Does Coffee Go Bad? Here's How To Care For Your Favorite Brew

It's Monday morning, and your office is fresh out of caffeine reserves. You gleefully spot an old bag of coffee lingering in the back of the icky shared fridge, but uh, does coffee go bad? It might sound like a silly question, but the answer could be the difference between you having a productive morning and one where you wish you had just stayed home.

A quick look around online shows that there are as many ways of storing coffee as there are coffee drinkers. The merits of sealed coffee bags, permeable coffee bags, freezing, refrigerating, pre-grinding (or not), and fancy airtight aftermarket containers are all points of coffee contention. According to Eat By Date, even opened already-ground coffee lasts five months or so at room temperature, but I don't know any coffee hobbyists who would accept what is sure to be such a flavorless brew.

But as far as coffee actually going bad? By most accounts, it seems as though coffee won't spoil, so much as it will just go stale. Basically, coffee is a complex product because its porous structure, moisture content, aromas, and oils are all susceptible to environmental changes. However at the end of the day, all of these changes are related to quality, not safety.

Truth be told, I commonly purchase big plastic tubs of grocery store coffee to make iced coffee easily at home. In my opinion, it's much more important that iced coffee be strong than that it be made from any special beans. These mass market coffees are marked with a "best by" date a year away and vacuum-sealed in commercial factories, so I don't really give their food safety a second though. You can allegedly store iced coffee concentrate not even refrigerated for a week or two, but I keep mine chilled for good measure (and it doesn't last that long in my home anyways).

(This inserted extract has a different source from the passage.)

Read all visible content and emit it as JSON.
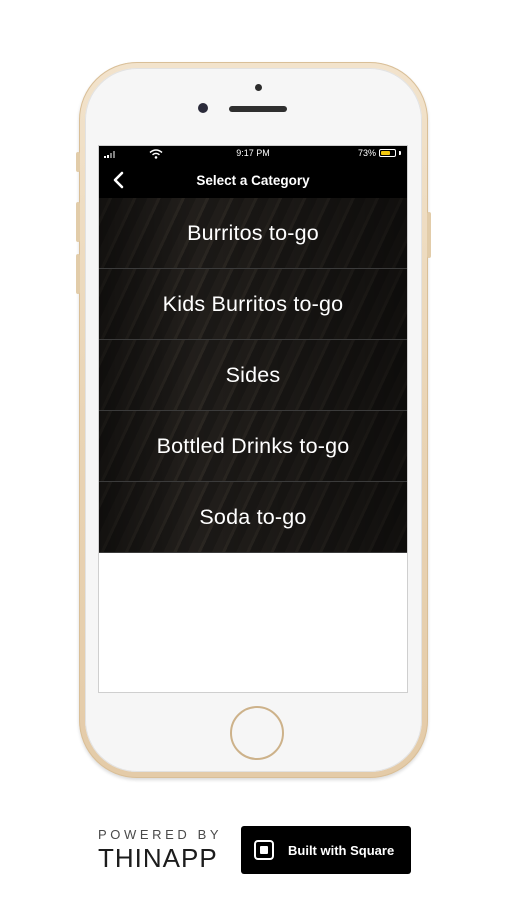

Whether coffee goes bad or expires is a separate issue from the mycotoxins in coffee, which are often present even in coffee that's been recently produced. Mycotoxins are the byproducts of a certain kind of coffee mold, and they are carcinogenic under certain conditions, although it remains unclear whether the amounts consumed by ordinary coffee drinkers have an adverse effect on health.

If you have an actual health problem or complaint that might be related to coffee or caffeine, you might try cutting it for a while, but coffee is quite healthy in general — and staleness is more of a problem than food safety. Cheers!